When the University of Michigan trims its collections, bids farewell to faculty, or needs a little extra storage space, a lot of interesting things are left for scavengers. Somewhere in Ann Arbor, I came upon a forelorn collection of annual reports published by a U-M research center on Detroit. I picked a few up, thinking they'd be nice artifacts to add to my small collection of Michigan salvage. While I chuckled at the statistics from the 1950s (# of TVs per household, % of households with income under $2000 per year, etc.) I didn't realize that this very same project provided the foundations for one of the best and most extensive volumes of social research on Detroit.
Several years later, my friend Tasha sent me this book. It was published during Detroit's most recent "boom" era, the late 1990s. While this is discussed in some detail, the decades of statistical data and then-recent qualitative research reveal the key long-term trends underlying what was then, and is now, an extremely vexing state of affairs in the metropolitan area. Many Detroiters will find few surprises in the data, although this is to be expected from a study which strives to represent the social and economic fundamentals of the region. Most insightful, though, is the way in which defining features of geography, culture, economics, and politics are linked; the nature of these links, and how they relate to one another, does more to explain Detroit than any of the reductionist reasons cited around dinner tables and in the steady stream of magazine and newspaper commentary.

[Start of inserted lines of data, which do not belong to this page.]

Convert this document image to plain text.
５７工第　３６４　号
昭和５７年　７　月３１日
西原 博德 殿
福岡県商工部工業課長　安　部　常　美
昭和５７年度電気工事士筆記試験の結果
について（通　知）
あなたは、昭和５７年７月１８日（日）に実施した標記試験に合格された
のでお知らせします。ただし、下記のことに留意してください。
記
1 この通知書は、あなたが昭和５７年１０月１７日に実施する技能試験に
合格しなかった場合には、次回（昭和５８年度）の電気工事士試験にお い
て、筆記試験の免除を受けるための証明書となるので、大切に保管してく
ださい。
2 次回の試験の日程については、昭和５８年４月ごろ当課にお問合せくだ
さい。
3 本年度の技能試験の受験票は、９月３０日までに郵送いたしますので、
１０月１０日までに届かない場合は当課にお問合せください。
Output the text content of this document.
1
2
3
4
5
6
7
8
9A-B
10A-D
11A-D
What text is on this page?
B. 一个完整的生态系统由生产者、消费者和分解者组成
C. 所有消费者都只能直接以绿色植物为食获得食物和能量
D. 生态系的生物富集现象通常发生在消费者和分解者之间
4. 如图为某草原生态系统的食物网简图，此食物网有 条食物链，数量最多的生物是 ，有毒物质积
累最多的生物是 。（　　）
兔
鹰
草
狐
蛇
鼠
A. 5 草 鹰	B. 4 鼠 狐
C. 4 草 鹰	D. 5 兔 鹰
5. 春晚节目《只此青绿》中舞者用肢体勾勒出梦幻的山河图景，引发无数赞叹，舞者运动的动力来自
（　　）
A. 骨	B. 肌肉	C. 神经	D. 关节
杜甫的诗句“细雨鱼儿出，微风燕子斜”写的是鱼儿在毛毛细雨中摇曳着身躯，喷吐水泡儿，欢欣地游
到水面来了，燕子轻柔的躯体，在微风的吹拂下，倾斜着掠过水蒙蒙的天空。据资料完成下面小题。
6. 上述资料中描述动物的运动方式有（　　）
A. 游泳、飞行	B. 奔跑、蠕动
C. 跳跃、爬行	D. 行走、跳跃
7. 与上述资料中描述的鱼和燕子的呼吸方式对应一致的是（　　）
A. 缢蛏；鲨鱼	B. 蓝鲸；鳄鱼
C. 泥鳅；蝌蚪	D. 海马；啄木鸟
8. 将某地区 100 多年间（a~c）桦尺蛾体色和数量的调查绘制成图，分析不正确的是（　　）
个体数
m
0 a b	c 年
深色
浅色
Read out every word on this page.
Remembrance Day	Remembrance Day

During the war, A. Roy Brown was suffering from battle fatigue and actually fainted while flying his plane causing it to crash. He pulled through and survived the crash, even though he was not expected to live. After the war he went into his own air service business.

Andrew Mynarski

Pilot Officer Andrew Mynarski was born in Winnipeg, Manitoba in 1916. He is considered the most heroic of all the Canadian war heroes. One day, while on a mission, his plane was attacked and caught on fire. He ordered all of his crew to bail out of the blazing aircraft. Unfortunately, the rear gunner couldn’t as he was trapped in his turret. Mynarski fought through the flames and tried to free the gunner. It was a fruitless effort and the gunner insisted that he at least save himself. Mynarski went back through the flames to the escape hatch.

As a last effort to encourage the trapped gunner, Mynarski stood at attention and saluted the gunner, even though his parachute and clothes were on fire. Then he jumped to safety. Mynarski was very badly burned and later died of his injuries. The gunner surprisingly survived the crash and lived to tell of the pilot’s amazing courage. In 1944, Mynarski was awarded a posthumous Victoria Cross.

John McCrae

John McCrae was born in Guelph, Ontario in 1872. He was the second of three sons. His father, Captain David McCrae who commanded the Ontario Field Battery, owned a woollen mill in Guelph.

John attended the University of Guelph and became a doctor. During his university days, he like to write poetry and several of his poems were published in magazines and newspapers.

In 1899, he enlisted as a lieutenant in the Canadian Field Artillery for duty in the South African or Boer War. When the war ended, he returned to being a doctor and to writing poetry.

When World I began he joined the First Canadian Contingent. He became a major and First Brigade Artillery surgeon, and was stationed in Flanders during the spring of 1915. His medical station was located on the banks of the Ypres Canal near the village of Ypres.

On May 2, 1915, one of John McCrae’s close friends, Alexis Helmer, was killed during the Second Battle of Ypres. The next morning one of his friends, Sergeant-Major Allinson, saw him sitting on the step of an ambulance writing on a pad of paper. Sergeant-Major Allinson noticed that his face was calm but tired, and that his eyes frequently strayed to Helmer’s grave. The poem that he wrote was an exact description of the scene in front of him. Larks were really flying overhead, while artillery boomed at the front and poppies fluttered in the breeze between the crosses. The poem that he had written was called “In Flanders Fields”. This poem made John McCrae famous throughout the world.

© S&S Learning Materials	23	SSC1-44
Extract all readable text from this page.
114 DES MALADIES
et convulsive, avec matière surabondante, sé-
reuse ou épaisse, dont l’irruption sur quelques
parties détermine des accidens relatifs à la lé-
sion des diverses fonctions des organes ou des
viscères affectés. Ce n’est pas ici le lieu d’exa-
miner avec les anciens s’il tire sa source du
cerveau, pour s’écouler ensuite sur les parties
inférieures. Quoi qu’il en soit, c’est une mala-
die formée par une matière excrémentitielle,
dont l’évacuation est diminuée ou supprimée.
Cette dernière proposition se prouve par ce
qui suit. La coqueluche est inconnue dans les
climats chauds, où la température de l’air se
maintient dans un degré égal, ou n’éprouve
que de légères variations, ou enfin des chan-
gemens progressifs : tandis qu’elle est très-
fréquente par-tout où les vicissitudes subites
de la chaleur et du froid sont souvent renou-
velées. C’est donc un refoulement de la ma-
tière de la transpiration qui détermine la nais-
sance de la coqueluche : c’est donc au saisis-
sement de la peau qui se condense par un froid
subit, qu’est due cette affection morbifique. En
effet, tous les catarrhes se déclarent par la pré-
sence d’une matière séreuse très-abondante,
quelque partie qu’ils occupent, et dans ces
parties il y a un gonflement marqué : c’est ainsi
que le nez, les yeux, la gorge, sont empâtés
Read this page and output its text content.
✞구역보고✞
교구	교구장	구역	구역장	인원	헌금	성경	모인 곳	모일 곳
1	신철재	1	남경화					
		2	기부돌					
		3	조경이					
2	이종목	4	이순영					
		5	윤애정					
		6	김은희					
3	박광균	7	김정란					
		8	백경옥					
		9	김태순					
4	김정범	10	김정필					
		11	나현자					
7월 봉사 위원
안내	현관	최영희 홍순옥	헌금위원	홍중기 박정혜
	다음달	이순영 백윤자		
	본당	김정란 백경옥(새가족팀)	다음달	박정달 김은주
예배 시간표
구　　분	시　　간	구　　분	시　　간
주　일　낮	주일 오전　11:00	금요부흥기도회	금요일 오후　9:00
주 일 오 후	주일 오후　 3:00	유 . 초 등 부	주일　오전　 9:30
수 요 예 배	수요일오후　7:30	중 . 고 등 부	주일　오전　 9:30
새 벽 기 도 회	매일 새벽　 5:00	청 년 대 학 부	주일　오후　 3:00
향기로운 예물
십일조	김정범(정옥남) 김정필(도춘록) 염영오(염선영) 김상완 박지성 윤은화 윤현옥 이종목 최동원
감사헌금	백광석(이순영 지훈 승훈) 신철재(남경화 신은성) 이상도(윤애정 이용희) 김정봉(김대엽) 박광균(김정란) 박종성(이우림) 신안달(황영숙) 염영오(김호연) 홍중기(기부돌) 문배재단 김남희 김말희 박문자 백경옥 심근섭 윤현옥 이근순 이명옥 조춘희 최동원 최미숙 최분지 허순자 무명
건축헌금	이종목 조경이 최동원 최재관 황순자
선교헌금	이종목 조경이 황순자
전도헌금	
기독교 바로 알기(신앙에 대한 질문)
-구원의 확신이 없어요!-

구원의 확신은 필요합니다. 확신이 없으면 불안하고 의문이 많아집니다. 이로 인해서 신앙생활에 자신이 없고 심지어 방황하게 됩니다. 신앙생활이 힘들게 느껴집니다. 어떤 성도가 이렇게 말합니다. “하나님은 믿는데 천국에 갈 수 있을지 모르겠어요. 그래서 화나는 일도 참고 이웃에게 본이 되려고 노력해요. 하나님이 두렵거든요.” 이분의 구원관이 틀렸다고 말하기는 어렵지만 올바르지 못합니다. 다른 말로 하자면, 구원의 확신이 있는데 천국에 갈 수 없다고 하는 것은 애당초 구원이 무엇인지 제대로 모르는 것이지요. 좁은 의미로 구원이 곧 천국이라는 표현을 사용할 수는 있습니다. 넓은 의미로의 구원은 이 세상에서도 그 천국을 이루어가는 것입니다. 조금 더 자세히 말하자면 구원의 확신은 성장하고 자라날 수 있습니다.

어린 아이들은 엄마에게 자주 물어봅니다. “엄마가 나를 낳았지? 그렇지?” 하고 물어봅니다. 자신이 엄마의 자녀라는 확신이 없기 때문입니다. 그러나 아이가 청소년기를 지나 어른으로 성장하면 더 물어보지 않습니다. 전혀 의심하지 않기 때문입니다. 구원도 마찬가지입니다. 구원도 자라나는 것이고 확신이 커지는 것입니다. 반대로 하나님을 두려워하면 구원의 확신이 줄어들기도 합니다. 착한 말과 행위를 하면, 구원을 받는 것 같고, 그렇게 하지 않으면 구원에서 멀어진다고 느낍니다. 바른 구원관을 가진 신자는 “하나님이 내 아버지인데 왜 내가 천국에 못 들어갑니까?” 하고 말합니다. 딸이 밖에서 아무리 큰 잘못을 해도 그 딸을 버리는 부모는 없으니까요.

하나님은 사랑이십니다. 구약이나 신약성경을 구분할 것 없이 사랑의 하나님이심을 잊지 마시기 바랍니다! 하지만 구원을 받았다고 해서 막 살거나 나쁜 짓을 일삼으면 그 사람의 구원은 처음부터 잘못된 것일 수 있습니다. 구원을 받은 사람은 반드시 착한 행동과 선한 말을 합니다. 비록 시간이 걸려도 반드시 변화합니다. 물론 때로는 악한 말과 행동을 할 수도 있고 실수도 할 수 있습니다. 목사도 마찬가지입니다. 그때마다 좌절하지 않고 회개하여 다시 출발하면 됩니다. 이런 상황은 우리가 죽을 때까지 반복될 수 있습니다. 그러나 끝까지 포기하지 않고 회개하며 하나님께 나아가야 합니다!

Also interesting is their discussion of public policy debates on urban issues circa the mid 1990s. Without having much historical perspective on these debates, I can only say that current experience with the social service / economic development sector seems to show that many of these debates have yielded policy initiatives which define current approaches to economic development and social programs.
The authors close with a discussion of various ways to revitalize Detroit, many of which, such as job training programs, free cars for low-income individuals, re-location vouchers so inner-city residents could move closer to jobs, are predicated on favorable macroeconomic conditions. There was little indication at the time that the auto industry was only a decade away from a major collapse. For all of the misfortune that this has caused, we can at least say that a sequel to Detroit Divided is sure to be interesting. Until it arrives, I'll recommend this book highly to all.